Solo volare è più bello

Cordoli al posto di dirupi, il rombo del motore al posto del fruscio del vento: per la prima volta, Jenna Gygi scambia la sua tuta alare con un casco da corsa e una Porsche, e sperimenta una nuova forma di euforia.

La velocità le è familiare. Conosce quella sensazione di assoluta lucidità e concentrazione, quell’istante in cui non si può più tornare indietro e il mondo sembra trattenere il respiro. Lei sa come affrontare il vento a testa alta e come beffare la forza di gravità. Concentrazione totale, dedizione radicale, controllo estremo al massimo livello: tutto questo fa ormai parte della sua quotidianità.

Eppure, in questa fredda e grigia mattina di giugno a Spielberg, la pilota di wingsuit Jenna Gygi si avventura in un territorio inesplorato. Nel paddock del Red Bull Ring regna una frenesia incontenibile, quasi come nelle trasmissioni di Formula 1 che guarda regolarmente in TV. Solo che qui tutto è reale e l’aria vibra letteralmente di energia. I meccanici si chinano sui cofani aperti, i cacciaviti pneumatici stridono, i motori rombano, e nell’aria si mescola l’odore pungente di gomma, benzina e adrenalina. Al posto di un dirupo, ad attenderla c’è un circuito di 4,3 chilometri, con tre lunghi rettilinei, dieci curve e 65 metri di dislivello. Invece di volare in caduta libera, si concede il brivido di una corsa a bordo di un’auto sportiva.
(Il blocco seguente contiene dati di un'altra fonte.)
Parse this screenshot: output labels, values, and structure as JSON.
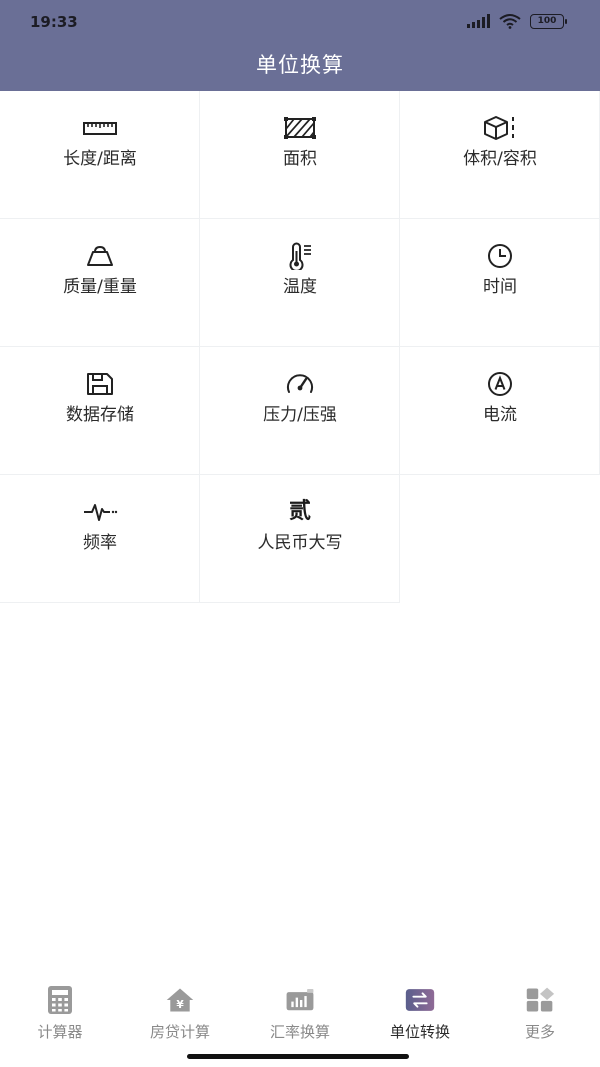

Jenna Gygi, pilota di wingsuit, 2025, Porsche Schweiz AG

E poi piove anche a dirotto. La pista brilla, bagnata e imprevedibile. «Con questo tempo, non oserei mai lanciarmi da un aereo o da una scogliera», afferma Jenna ridendo, mentre si infila il casco. Ma è pronta ad affrontare questa nuova sfida.

La trentaquattrenne bernese non ha alcuna paura della sua prima esperienza in pista. Non solo perché è abituata a situazioni ben più estreme, come i lanci da un massimo di 4.000 metri di altezza, spesso a pochi metri di distanza da pareti rocciose, ma anche perché il corso «Introduction to Racetrack», nel contesto del Porsche Sports Cup Suisse, è stato ideato appositamente per questo scopo: introdurre in modo sicuro, controllato e graduale i neofiti della guida su pista come lei alla dinamica, alla tecnica e alle sfide della guida sportiva.

Jenna Gygi, pilota di wingsuit, 2025, Porsche Schweiz AG
Precisione sotto la pioggia: Nonostante, o forse proprio grazie alle condizioni avverse, Jenna Gygi fa tesoro di esperienze preziose per guidare con maggiore sicurezza nella vita quotidiana.

Per cominciare, si entra subito nel vivo con il corso di guida, dove Jenna Gygi inizia a prendere confidenza con la Porsche 911 GT3. Come reagisce l’auto a comandi improvvisi di sterzata e frenata? Cosa fare se gli pneumatici perdono aderenza sul bagnato? Come si dosa la velocità senza finire in testacoda in curva? Jenna percepisce ogni reazione della Porsche in ogni fibra del corpo: l’auto sembra quasi viva. Poi affianca un istruttore come passeggera per qualche giro veloce in pista. Rimane profondamente colpita dalla calma con cui l’istruttore, ad alta velocità, scivola sulla pista, cambia marcia con una mano e comunica via radio con gli altri partecipanti.

Quando finalmente tocca a lei scendere in pista, la tensione sale. La visibilità è scarsa e la traiettoria dell’istruttore che la precede è quasi impossibile da distinguere. «Non dimenticare di respirare», deve ripetersi più volte. «Poi sarà più facile» E in effetti, giro dopo giro, tutto diventa più semplice. Più si rilassa, più acquisisce sicurezza e fiducia. Nella macchina e in se stessa.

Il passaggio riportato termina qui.